Bébés à vendre à New York

Auteur : Jennifer Lahl | Editeur : Walt | Samedi, 06 Juin 2020 - 09h50

La législature de l’État de New York a légalisé la GPA (maternité de substitution gestationnelle commerciale) – la location contractuelle d’utérus et l’achat et la vente de nouveau-nés.

Cela a été fait sur l’insistance du gouvernement Andrew Cuomo, qui n’a pas attendu que la crise du coronavirus se résorbe. Il a refusé de débattre du projet de loi en tant que texte législatif autonome. Au lieu de cela, il a enfoui sa proposition de maternité de substitution dans le budget de l’État, qui a été adopté aux petites heures du matin le 3 avril.

La loi de l’État interdit la vente d’organes, mais les femmes peuvent désormais louer leurs utérus pour faire des bénéfices, à condition de survivre à la maternité de substitution. La GPA (maternité de substitution gestationnelle) consiste à féconder une mère porteuse en implantant des embryons créés à partir des ovules de la mère ou d’une donneuse d’ovules pressentie, et du sperme du père ou du donneur de sperme prévu. Les femmes et les nouveau-nés ne survivent pas toujours aux grossesses par GPA, et ceux qui y survivent sont souvent affectés physiquement et psychologiquement.
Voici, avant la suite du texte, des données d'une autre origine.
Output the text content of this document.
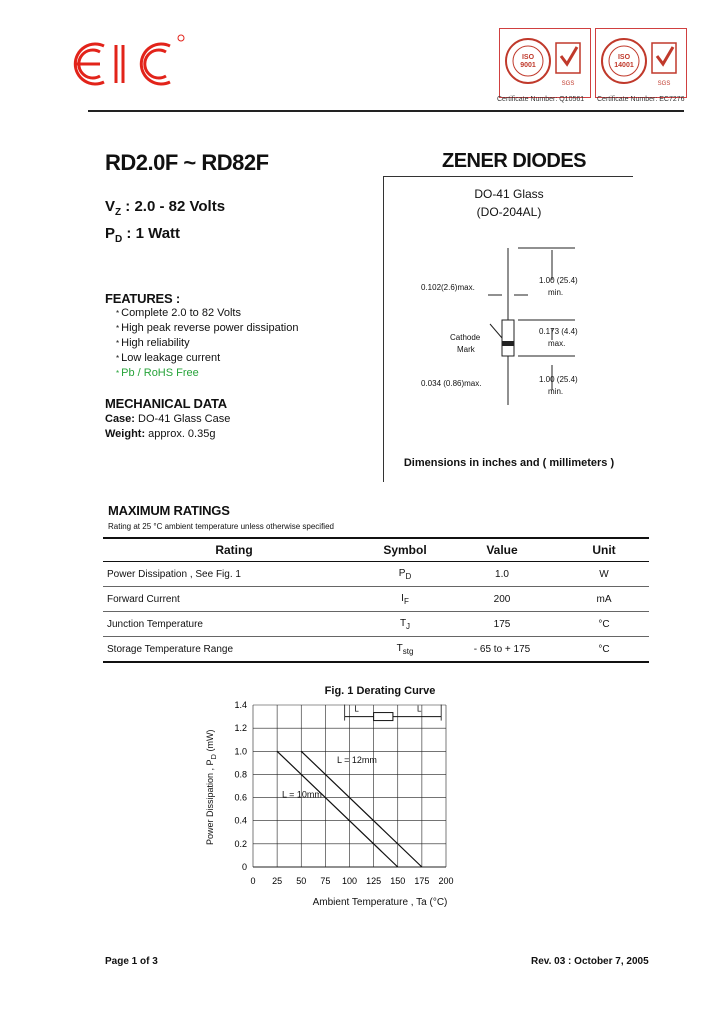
ISO
9001
SGS
Certificate Number: Q10561
ISO
14001
SGS
Certificate Number: EC7276
RD2.0F ~ RD82F	ZENER DIODES
$V_Z$ : 2.0 - 82 Volts
$P_D$ : 1 Watt
FEATURES :
* Complete 2.0 to 82 Volts
* High peak reverse power dissipation
* High reliability
* Low leakage current
* Pb / RoHS Free
MECHANICAL DATA
Case: DO-41 Glass Case
Weight: approx. 0.35g
DO-41 Glass
(DO-204AL)
1.00 (25.4)
min.
0.102(2.6)max.
0.173 (4.4)
max.
Cathode
Mark
1.00 (25.4)
min.
0.034 (0.86)max.
Dimensions in inches and ( millimeters )
MAXIMUM RATINGS
Rating at 25 °C ambient temperature unless otherwise specified
Rating	Symbol	Value	Unit
Power Dissipation , See Fig. 1	$P_D$	1.0	W
Forward Current	$I_F$	200	mA
Junction Temperature	$T_J$	175	°C
Storage Temperature Range	$T_{stg}$	- 65 to + 175	°C
Fig. 1 Derating Curve
Ambient Temperature , Ta (°C)
Power Dissipation , $P_D$ (mW)
0
0.2
0.4
0.6
0.8
1.0
1.2
1.4
0 25 50 75 100 125 150 175 200
L = 10mm
L = 12mm
L	L
Page 1 of 3	Rev. 03 : October 7, 2005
Par exemple, Brittney Rose Torres et Melissa Cook, qui ont survécu à une maternité de substitution, ont chacune porté des triplés. Pendant leur grossesse, on leur a dit d’avorter deux des trois enfants, et elles ont fait face à des menaces et à la ruine financière pour avoir refusé de le faire. Des clauses d’avortement et de « réduction sélective des foetus » sont systématiquement inscrites dans tous les contrats de maternité de substitution afin de contrôler le produit final, l’enfant. De nombreux foetus meurent au cours du processus de maternité de substitution. Et il est bien documenté dans la littérature médicale qu’une femme enceinte avec des ovules de « donneuses » court un risque très élevé de complications liées à la grossesse, comme la pré-éclampsie, voire la mort. Michelle Reaves et Crystal Wilhite sont mortes en accouchant en tant que mères porteuses, laissant leurs propres enfants sans mère.

Pourtant, New York est maintenant ouverte à l’achat et à la vente de bébés. Les courtiers en maternité de substitution, les avocats et les médecins spécialistes de la fertilité en tireront un profit considérable, tandis que les « mères porteuses » et les « donneuses » d’ovules assumeront tous les risques.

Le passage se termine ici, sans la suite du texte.